Which Comes First, Overeating or Increasing Body Fat?

David S. Ludwig - Professor of Paediatrics, Harvard Medical School, Professor of Nutrition, Harvard School of Public Health, Physician and Researcher, Boston Children’s Hospital.

Abstract: Conventional treatment for obesity, based on the first law of thermodynamics, assumes that all calories are alike, and that to lose weight one must ultimately “eat less and move more.” However, this prescription rarely succeeds over the long term. Calorie restriction elicits predictable biological responses – including increased hunger and reduced energy expenditure – that oppose ongoing weight loss. Indeed, the prevailing ‘energy balance model’ offers no compelling explanation for what specific dietary factors have so profoundly altered the biological systems that control body weight, and the mechanism through which they operate. Why has average weight increased so rapidly among populations worldwide with stable genetic obesity risk?

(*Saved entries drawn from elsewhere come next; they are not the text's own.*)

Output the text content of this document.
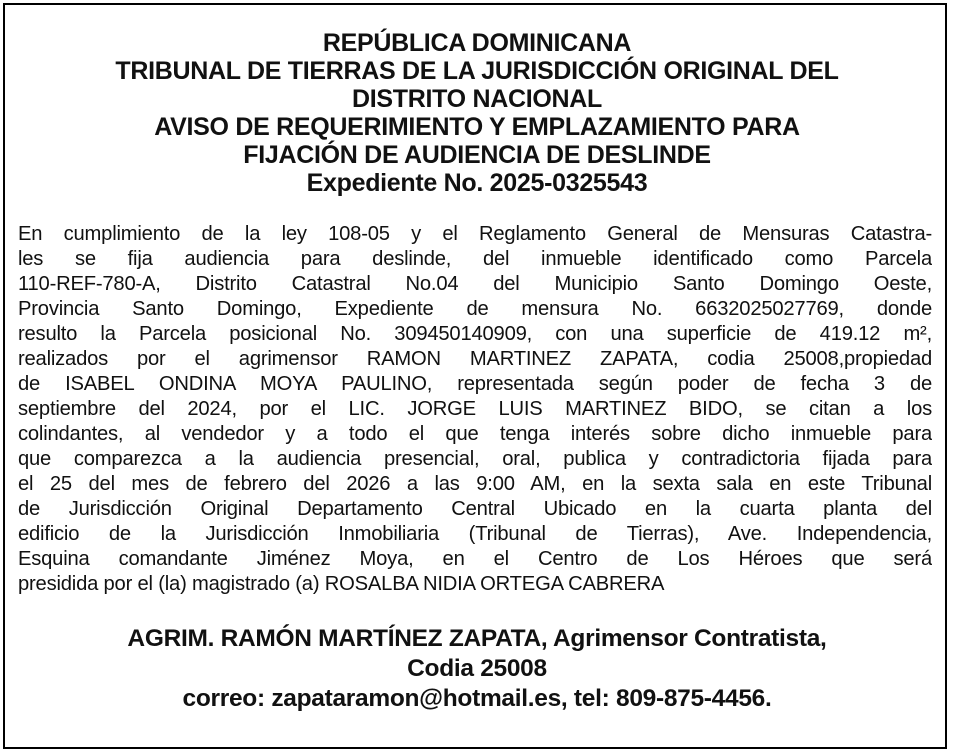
REPÚBLICA DOMINICANA
TRIBUNAL DE TIERRAS DE LA JURISDICCIÓN ORIGINAL DEL
DISTRITO NACIONAL
AVISO DE REQUERIMIENTO Y EMPLAZAMIENTO PARA
FIJACIÓN DE AUDIENCIA DE DESLINDE
Expediente No. 2025-0325543
En cumplimiento de la ley 108-05 y el Reglamento General de Mensuras Catastra-
les se fija audiencia para deslinde, del inmueble identificado como Parcela
110-REF-780-A, Distrito Catastral No.04 del Municipio Santo Domingo Oeste,
Provincia Santo Domingo, Expediente de mensura No. 6632025027769, donde
resulto la Parcela posicional No. 309450140909, con una superficie de 419.12 m²,
realizados por el agrimensor RAMON MARTINEZ ZAPATA, codia 25008,propiedad
de ISABEL ONDINA MOYA PAULINO, representada según poder de fecha 3 de
septiembre del 2024, por el LIC. JORGE LUIS MARTINEZ BIDO, se citan a los
colindantes, al vendedor y a todo el que tenga interés sobre dicho inmueble para
que comparezca a la audiencia presencial, oral, publica y contradictoria fijada para
el 25 del mes de febrero del 2026 a las 9:00 AM, en la sexta sala en este Tribunal
de Jurisdicción Original Departamento Central Ubicado en la cuarta planta del
edificio de la Jurisdicción Inmobiliaria (Tribunal de Tierras), Ave. Independencia,
Esquina comandante Jiménez Moya, en el Centro de Los Héroes que será
presidida por el (la) magistrado (a) ROSALBA NIDIA ORTEGA CABRERA
AGRIM. RAMÓN MARTÍNEZ ZAPATA, Agrimensor Contratista,
Codia 25008
correo: zapataramon@hotmail.es, tel: 809-875-4456.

The ‘carbohydrate-insulin model’ proposes a reversal in causal direction. Overeating doesn’t drive weight gain over the long term; instead, the process of storing excess body fat drives overeating. High intakes of processed carbohydrate elicit hormonal responses that cause excess energy storage in adipose tissue, leaving fewer calories for metabolically active and fuel sensing tissues. Consequently, hunger increases. and metabolic rate slows in the body’s attempt to conserve energy. From this perspective, the conventional calorie-restricted, low-fat diet amounts to symptomatic treatment, destined to fail for most people because it does not target the underlying predisposition toward excess fat deposition. A dietary strategy aiming to lower insulin secretion – focused especially on the intake of processed carbohydrates – will increase the effectiveness of long-term weight management and chronic disease prevention.


Everyone is invited to join us for a glass of wine and epidemiological networking after the seminar.


Participation is free and open to everyone. The seminar is arranged by the Section of Epidemiology and the Graduate Program in Public Health and Epidemiology.